All of this effort indicates Wellesley’s commitment to its trees, its environment, and to improving the urban landscape within the community. In fact, the program is so popular with Wellesley residents that the Finance Committee continually asks the Park and Highway Division to accept more than the $25,000 each year, so more trees can be planted. However, the gesture is declined, because the arborist does not have the time to plant more trees. How many other municipal departments can make this statement?


 


Notes


* The planting list should vary every year to maintain proper diversification.


* Tree descriptions presented to homeowners should also have colored photos of all the trees being offered.


* After each tree selection, notes should be made on the plan and on a separate list to keep track of the number of trees by location.


* Each appointment averages one-half hour plus travel time in the beginning of the season, and one-half hour including travel time by the end of the season when there are fewer pre-ordered trees to describe.

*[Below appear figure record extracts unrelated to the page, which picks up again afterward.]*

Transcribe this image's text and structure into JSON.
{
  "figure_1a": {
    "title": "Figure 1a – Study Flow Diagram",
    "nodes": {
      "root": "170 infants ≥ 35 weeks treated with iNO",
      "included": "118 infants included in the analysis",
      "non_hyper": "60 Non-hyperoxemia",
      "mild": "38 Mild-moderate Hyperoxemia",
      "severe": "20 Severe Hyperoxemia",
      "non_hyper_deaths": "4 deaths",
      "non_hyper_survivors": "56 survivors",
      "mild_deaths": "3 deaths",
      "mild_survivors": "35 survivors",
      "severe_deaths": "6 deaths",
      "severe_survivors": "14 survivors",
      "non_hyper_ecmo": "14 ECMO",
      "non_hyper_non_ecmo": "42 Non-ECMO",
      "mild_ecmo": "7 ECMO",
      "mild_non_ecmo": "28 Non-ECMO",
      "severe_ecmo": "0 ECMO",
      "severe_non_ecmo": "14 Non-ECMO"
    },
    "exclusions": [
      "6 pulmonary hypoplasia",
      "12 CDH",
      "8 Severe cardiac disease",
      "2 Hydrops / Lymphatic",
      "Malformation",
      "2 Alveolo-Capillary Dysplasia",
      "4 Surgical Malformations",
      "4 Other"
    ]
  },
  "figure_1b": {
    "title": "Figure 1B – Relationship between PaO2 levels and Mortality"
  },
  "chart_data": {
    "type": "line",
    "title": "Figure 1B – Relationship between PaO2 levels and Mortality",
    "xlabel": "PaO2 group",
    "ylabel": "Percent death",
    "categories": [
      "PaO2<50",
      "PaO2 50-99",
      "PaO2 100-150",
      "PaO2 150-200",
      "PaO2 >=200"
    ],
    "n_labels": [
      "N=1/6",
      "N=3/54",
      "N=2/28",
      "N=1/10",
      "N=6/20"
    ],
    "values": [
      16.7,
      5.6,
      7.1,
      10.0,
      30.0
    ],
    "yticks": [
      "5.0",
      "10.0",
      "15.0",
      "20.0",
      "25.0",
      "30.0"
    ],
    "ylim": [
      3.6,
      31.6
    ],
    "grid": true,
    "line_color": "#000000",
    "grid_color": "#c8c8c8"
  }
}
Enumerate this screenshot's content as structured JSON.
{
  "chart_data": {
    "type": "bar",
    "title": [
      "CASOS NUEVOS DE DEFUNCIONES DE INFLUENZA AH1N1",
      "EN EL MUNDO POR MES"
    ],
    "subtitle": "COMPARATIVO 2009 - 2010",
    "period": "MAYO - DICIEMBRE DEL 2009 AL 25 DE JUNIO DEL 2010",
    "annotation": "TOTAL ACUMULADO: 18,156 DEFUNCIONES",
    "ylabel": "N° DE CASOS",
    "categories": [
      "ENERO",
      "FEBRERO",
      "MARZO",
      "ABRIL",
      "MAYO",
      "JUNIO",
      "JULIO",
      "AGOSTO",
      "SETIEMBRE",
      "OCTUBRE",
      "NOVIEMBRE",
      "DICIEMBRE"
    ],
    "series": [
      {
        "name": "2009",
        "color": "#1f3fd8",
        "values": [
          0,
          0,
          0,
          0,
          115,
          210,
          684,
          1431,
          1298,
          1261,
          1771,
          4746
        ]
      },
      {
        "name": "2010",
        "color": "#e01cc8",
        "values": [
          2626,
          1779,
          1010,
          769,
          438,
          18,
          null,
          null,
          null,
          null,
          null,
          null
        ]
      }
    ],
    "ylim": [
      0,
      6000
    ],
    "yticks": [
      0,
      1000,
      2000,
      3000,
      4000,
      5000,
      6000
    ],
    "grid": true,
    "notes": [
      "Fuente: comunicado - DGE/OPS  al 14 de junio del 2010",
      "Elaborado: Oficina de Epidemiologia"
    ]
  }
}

* If locations are marked with spray paint, they have to be remarked every two to three weeks. Stakes last many more weeks but cannot be used if the ground is frozen when the tree selection is made.


* All contractors should be supervised to be sure they are planting the trees correctly, to be sure the trees are in the right location, to make adjustments to the planting locations if needed, and to answer any questions they may have.


* Close-out includes getting all the bills paid and preparing a tour map so all trees can be efficiently checked periodically during the summer months.


* The number of trees planted each year varies depending on the tree sizes and associated costs.